The schools had the Bible and prayer removed from the classrooms, where they are no longer allowed to sing the national anthem, as government and the judiciary demonstrate their treason to God, the Supreme Ruler over the land. Heaven forbid that we should offend these cults, which not only dislike us, but are also preparing to kill us the moment that they gain the upper hand in this nation! The name of the game has become appeasement through that thing called Political Correctness, which, in fact, is not about correctness at all.

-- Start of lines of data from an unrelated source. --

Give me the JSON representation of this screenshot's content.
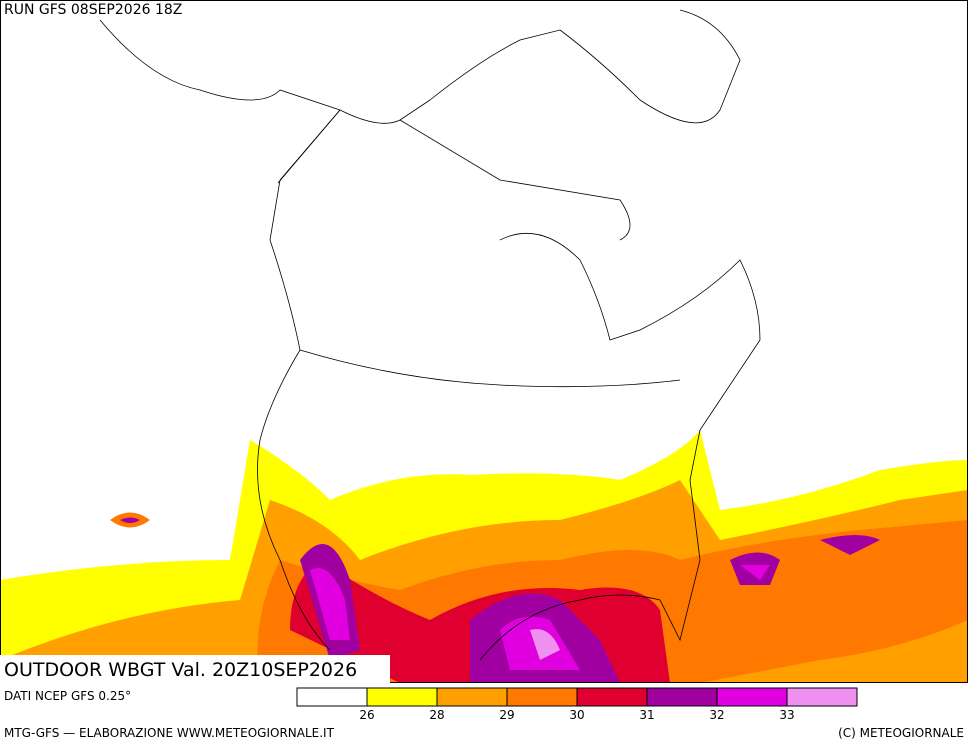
{
  "header": {
    "run": "RUN GFS 08SEP2026 18Z",
    "title": "OUTDOOR WBGT Val. 20Z10SEP2026"
  },
  "legend": {
    "colors": [
      "#ffffff",
      "#ffff00",
      "#ffa000",
      "#ff7800",
      "#e00030",
      "#a000a0",
      "#e000e0",
      "#f090f0"
    ],
    "ticks": [
      26,
      28,
      29,
      30,
      31,
      32,
      33
    ]
  },
  "footer": {
    "source": "DATI NCEP GFS 0.25°",
    "credits": "MTG-GFS — ELABORAZIONE WWW.METEOGIORNALE.IT",
    "copyright": "(C) METEOGIORNALE"
  }
}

As I look out this morning over the water from my window and know that the United States is just on the other side, I could weep for the sad state of that land and the terrible government that is changing her as quickly as it can. Before she knows it, America will no longer be the land of the free when, too late, the sleeping giant awakes to discover that they were just a few little people who had managed to bind him in the chains of liberalism while he slept.

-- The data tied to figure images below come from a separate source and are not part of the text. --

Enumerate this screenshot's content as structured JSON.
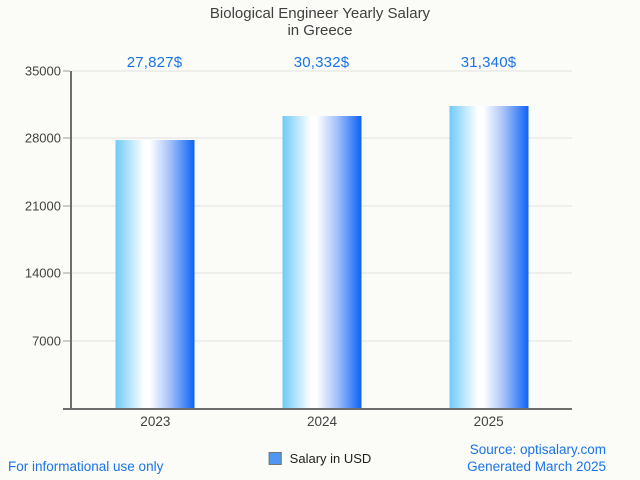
{
  "header": {
    "title_lines": [
      "Biological Engineer Yearly Salary",
      "in Greece"
    ]
  },
  "chart_data": {
    "type": "bar",
    "title": "Biological Engineer Yearly Salary in Greece",
    "categories": [
      "2023",
      "2024",
      "2025"
    ],
    "series": [
      {
        "name": "Salary in USD",
        "values": [
          27827,
          30332,
          31340
        ]
      }
    ],
    "value_labels": [
      "27,827$",
      "30,332$",
      "31,340$"
    ],
    "xlabel": "",
    "ylabel": "",
    "ylim": [
      0,
      35000
    ],
    "yticks": [
      7000,
      14000,
      21000,
      28000,
      35000
    ],
    "grid": "horizontal",
    "legend_position": "bottom"
  },
  "legend": {
    "label": "Salary in USD"
  },
  "footer": {
    "disclaimer": "For informational use only",
    "source": "Source: optisalary.com",
    "generated": "Generated March 2025"
  },
  "colors": {
    "accent_blue": "#1a73e8",
    "title_gray": "#3f3f3f",
    "axis_label_gray": "#424242",
    "axis_line_gray": "#6d6d6d",
    "gridline_gray": "#e2e2df",
    "background": "#fbfbf7",
    "legend_swatch": "#4f97f3",
    "bar_gradient": [
      "#6fcaf8",
      "#ffffff",
      "#a9c4fa",
      "#0d63f5"
    ]
  }
}
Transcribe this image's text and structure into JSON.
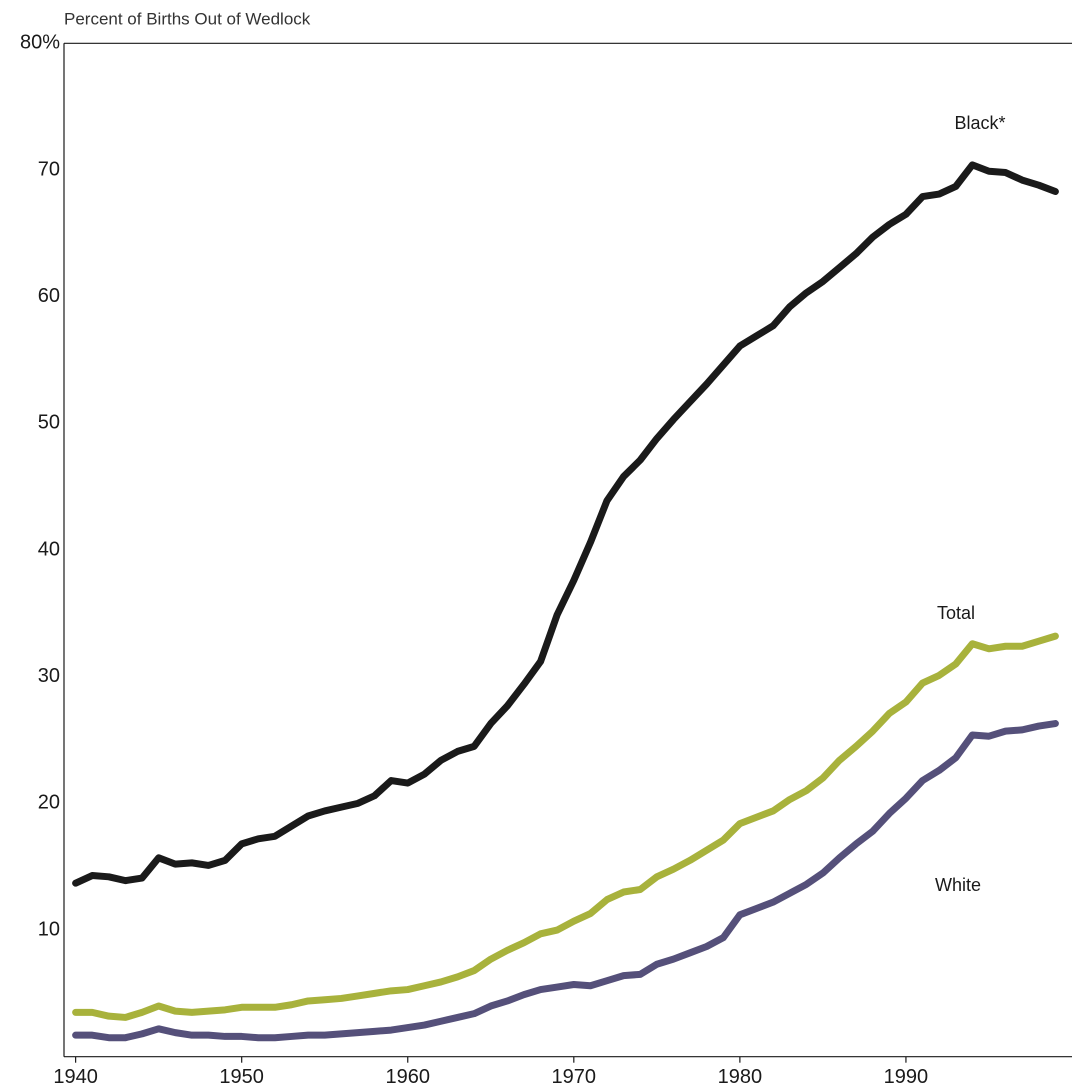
{
  "chart_data": {
    "type": "line",
    "y_label": "Percent of Births Out of Wedlock",
    "x": [
      1940,
      1941,
      1942,
      1943,
      1944,
      1945,
      1946,
      1947,
      1948,
      1949,
      1950,
      1951,
      1952,
      1953,
      1954,
      1955,
      1956,
      1957,
      1958,
      1959,
      1960,
      1961,
      1962,
      1963,
      1964,
      1965,
      1966,
      1967,
      1968,
      1969,
      1970,
      1971,
      1972,
      1973,
      1974,
      1975,
      1976,
      1977,
      1978,
      1979,
      1980,
      1981,
      1982,
      1983,
      1984,
      1985,
      1986,
      1987,
      1988,
      1989,
      1990,
      1991,
      1992,
      1993,
      1994,
      1995,
      1996,
      1997,
      1998,
      1999
    ],
    "series": [
      {
        "name": "Black*",
        "color": "#1a1a1a",
        "values": [
          13.7,
          14.3,
          14.2,
          13.9,
          14.1,
          15.7,
          15.2,
          15.3,
          15.1,
          15.5,
          16.8,
          17.2,
          17.4,
          18.2,
          19.0,
          19.4,
          19.7,
          20.0,
          20.6,
          21.8,
          21.6,
          22.3,
          23.4,
          24.1,
          24.5,
          26.3,
          27.7,
          29.4,
          31.2,
          34.9,
          37.6,
          40.6,
          43.9,
          45.8,
          47.1,
          48.8,
          50.3,
          51.7,
          53.1,
          54.6,
          56.1,
          56.9,
          57.7,
          59.2,
          60.3,
          61.2,
          62.3,
          63.4,
          64.7,
          65.7,
          66.5,
          67.9,
          68.1,
          68.7,
          70.4,
          69.9,
          69.8,
          69.2,
          68.8,
          68.3
        ]
      },
      {
        "name": "Total",
        "color": "#a8b23c",
        "values": [
          3.5,
          3.5,
          3.2,
          3.1,
          3.5,
          4.0,
          3.6,
          3.5,
          3.6,
          3.7,
          3.9,
          3.9,
          3.9,
          4.1,
          4.4,
          4.5,
          4.6,
          4.8,
          5.0,
          5.2,
          5.3,
          5.6,
          5.9,
          6.3,
          6.8,
          7.7,
          8.4,
          9.0,
          9.7,
          10.0,
          10.7,
          11.3,
          12.4,
          13.0,
          13.2,
          14.2,
          14.8,
          15.5,
          16.3,
          17.1,
          18.4,
          18.9,
          19.4,
          20.3,
          21.0,
          22.0,
          23.4,
          24.5,
          25.7,
          27.1,
          28.0,
          29.5,
          30.1,
          31.0,
          32.6,
          32.2,
          32.4,
          32.4,
          32.8,
          33.2
        ]
      },
      {
        "name": "White",
        "color": "#55507a",
        "values": [
          1.7,
          1.7,
          1.5,
          1.5,
          1.8,
          2.2,
          1.9,
          1.7,
          1.7,
          1.6,
          1.6,
          1.5,
          1.5,
          1.6,
          1.7,
          1.7,
          1.8,
          1.9,
          2.0,
          2.1,
          2.3,
          2.5,
          2.8,
          3.1,
          3.4,
          4.0,
          4.4,
          4.9,
          5.3,
          5.5,
          5.7,
          5.6,
          6.0,
          6.4,
          6.5,
          7.3,
          7.7,
          8.2,
          8.7,
          9.4,
          11.2,
          11.7,
          12.2,
          12.9,
          13.6,
          14.5,
          15.7,
          16.8,
          17.8,
          19.2,
          20.4,
          21.8,
          22.6,
          23.6,
          25.4,
          25.3,
          25.7,
          25.8,
          26.1,
          26.3
        ]
      }
    ],
    "xlim": [
      1939.3,
      2000
    ],
    "xticks": [
      1940,
      1950,
      1960,
      1970,
      1980,
      1990
    ],
    "ylim": [
      0,
      80
    ],
    "yticks": [
      {
        "value": 80,
        "label": "80%"
      },
      70,
      60,
      50,
      40,
      30,
      20,
      10
    ],
    "grid": false
  }
}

I am afraid the dream is nearly dead, and that it is all over, but for the shouting. In no time the lights of Hollywood and New York are going to dim and even go out. When the reality sinks in, perhaps we, at last, will come to value the truth we once knew in this land, which came from God.

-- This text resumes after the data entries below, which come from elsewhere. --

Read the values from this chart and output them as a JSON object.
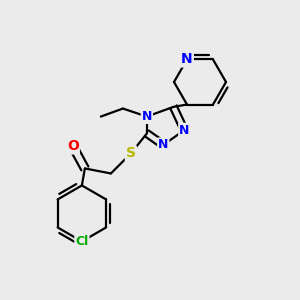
{
  "bg_color": "#ebebeb",
  "bond_color": "#000000",
  "bond_width": 1.6,
  "atom_colors": {
    "N": "#0000ff",
    "O": "#ff0000",
    "S": "#b8b800",
    "Cl": "#00aa00",
    "C": "#000000"
  }
}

He was the One, all along, Who was behind the dream. He was the One Who gave us the good life, the peace and liberty we have enjoyed ever since our ancestors provided us with constitutions to protect our liberty in God. What fools we have been to lose all that was handed to us on a silver platter! They created this land through sacrifice and now, in pain and suffering, we will give it up without a whimper and turn it over to the cults who care nothing for the dream.
Woe to us, for our days are numbered! God is not dead but very much alive, and what He once protected as His own will now feel His wrath. Get ready, America, for the floods, hurricanes, fires and earthquakes. Mother Nature has nothing to do with it, but Father God will let us know exactly who is in charge over this land.
As I turned off the television last night, I felt in my heart that the dream I once had about America had died. A deep sadness filled my soul for the terrible loss of all freedom-lovers everywhere, who have shared in my dream.